In Example 20, the subject matter of Example 19 includes, wherein the CTI includes a sorted list with a plurality of hashes, and wherein the credential is a first hash from a user device list of hashes that matches a hash of the sorted list.

Example 21 is at least one machine-readable medium including instructions that, when executed by processing circuitry, cause the processing circuitry to perform operations to implement of any of Examples 1-20.

Example 22 is an apparatus comprising means to implement of any of Examples 1-20.

Example 23 is a system to implement of any of Examples 1-20.

Example 24 is a method to implement of any of Examples 1-20.

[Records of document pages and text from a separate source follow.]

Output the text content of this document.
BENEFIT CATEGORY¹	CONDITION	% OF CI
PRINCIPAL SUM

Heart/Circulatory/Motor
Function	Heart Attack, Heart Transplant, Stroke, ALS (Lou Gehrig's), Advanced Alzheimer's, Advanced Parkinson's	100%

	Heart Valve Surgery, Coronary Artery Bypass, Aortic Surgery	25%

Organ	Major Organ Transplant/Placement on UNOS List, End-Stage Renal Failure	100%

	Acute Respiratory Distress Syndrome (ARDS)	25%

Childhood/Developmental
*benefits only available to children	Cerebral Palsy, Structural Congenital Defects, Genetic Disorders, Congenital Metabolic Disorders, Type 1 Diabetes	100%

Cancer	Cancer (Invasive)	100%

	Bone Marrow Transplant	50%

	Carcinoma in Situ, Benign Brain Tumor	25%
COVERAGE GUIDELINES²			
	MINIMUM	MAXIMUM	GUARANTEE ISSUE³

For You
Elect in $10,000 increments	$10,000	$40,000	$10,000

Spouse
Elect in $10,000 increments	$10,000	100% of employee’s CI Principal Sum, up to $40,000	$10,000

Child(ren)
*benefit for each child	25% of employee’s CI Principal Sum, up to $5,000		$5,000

Method examples described herein may be machine or computer-implemented at least in part. Some examples may include a computer-readable medium or machine-readable medium encoded with instructions operable to configure an electronic device to perform methods as described in the above examples. An implementation of such methods may include code, such as microcode, assembly language code, a higher-level language code, or the like. Such code may include computer readable instructions for performing various methods. The code may form portions of computer program products. Further, in an example, the code may be tangibly stored on one or more volatile, non-transitory, or non-volatile tangible computer-readable media, such as during execution or at other times. Examples of these tangible computer-readable media may include, but are not limited to, hard disks, removable magnetic disks, removable optical disks (e.g., compact disks and digital video disks), magnetic cassettes, memory cards or sticks, random access memories (RAMs), read only memories (ROMs), and the like.